Jak ubrać dziecko na 12 stopni na dworze? Czapka, szalik, ciepła kurtka - te rzeczy powinny pojawić się obowiązkowo. Jednak przygotowując strój na wyjście do parku, czy na plac zabaw, warto pod uwagę wziąć również aktywność dziecka. Maluch dużo się rusza, biega - grube swetry wykonane z nieoddychających tkanin lepiej zostawić w domu. Zatem jak ubrać dziecko odpowiednio?
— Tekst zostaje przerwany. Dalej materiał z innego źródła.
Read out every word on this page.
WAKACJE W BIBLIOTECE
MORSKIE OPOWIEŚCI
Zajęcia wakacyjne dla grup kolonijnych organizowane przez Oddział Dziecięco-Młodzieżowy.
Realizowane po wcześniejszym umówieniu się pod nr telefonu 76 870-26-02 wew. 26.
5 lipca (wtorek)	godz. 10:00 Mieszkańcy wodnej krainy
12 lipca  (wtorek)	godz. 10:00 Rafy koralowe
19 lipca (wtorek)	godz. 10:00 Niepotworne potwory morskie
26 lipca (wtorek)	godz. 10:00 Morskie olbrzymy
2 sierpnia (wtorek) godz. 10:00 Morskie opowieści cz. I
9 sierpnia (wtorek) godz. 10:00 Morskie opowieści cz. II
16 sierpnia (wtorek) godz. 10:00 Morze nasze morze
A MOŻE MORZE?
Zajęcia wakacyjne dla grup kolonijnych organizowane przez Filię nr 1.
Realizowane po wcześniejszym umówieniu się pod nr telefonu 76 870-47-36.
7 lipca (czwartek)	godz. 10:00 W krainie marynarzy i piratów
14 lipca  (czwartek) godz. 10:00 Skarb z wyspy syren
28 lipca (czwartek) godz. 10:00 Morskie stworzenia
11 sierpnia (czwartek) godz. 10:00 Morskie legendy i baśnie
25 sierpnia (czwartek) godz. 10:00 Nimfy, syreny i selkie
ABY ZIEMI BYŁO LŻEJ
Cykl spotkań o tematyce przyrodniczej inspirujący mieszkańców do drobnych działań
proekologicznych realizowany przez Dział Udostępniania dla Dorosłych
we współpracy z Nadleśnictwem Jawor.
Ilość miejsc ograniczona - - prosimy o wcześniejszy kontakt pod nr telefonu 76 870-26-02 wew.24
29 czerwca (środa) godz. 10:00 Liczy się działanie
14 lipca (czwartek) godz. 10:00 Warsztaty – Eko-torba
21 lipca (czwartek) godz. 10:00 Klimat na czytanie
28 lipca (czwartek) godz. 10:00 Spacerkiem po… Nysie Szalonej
Więcej informacji znajdziesz na stronie głównej Gazeta.pl.
Niezaprzeczalnie mamy jesień - tą kalendarzową, astronomiczną, ale też pogodową. Niska temperatura, wiatr, często deszcz i mgła, mogą dać się we znaki przy jesiennych spacerach. Jednak jak mówi stare porzekadło: "nie ma złej pogody, są tylko nieodpowiednio dobrane stroje". Zatem nie bójmy się chłodu, korzystajmy z uroków tej pory roku, dobierając strój swój i dziecka do warunków panujących na zewnątrz. Zatem jak ubrać dziecko na 12 stopni na dworze?
Hartowanie dziecka poprawia jego odporność, zatem dla jego zdrowia, lepiej go nie przegrzewać. Dziecko spacerując po parku, bawiąc się na placu zabaw- powinno być ubrane w ciepłe i oddychające stroje, które nie będą krępować jego ruchów, ale przede wszystkim nie spowodują tego, że po kilku chwilach maluch będzie cały spocony. Zawsze, gdy pojawiają się wątpliwości co do ubioru, warto zrobić test i w trakcie spaceru sprawdzić temperaturę ciała dziecka. Robimy go, dotykając ręką karku dziecka. Jeśli jest ciepły, ale nie gorący lub spocony, to znaczy, że jest dobrze ubrany.
Przy 10-12 stopniach Celsjusza na zewnątrz warto ubrać dziecko obowiązkowo w długi rękaw (body/koszulka), bluzę z kapturem, kurtkę, cienką czapkę, długie spodnie, skarpetki, buty, cienki komin i rękawiczki. Ubrania powinny być oddychające i chronić dziecko od wiatru, deszczu i chłodu, ale przede wszystkim również odprowadzać nadmiar ciepła.
Gdy pogoda nie zachęca do jesiennych spacerów, nie warto z nich rezygnować, tylko dlatego, że możemy zmarznąć. Takie wyjścia na świeże powietrze doskonale hartują dziecko i wzmacniają jego odporność. Zatem jak ubrać dziecko? W okresie jesieni i zimy - aż do wiosennego ocieplenia - działamy zgodnie z zasadą jednej dodatkowej warstwy, którą zakładamy dziecku. Jeśli sami wychodzimy, mając tylko cienką bluzkę – dziecku załóżmy dodatkową bluzę. Tutaj sprawdzi się przede wszystkim ubranie dziecka "na cebulkę". Stosowanie się do tej zasady, pozwoli w razie potrzeby szybko rozpiąć lub zdjąć zewnętrzną warstwę. Starsze dziecko jest bardzo aktywne, wkłada we wszystkie wykonywane czynności dużo wysiłku, szybko się pocą, zatem - aby się nie przegrzał i było mu wygodnie - nie zakładamy mu grubych kombinezonów i puchatych czapek. Te lepiej zostawić w domu.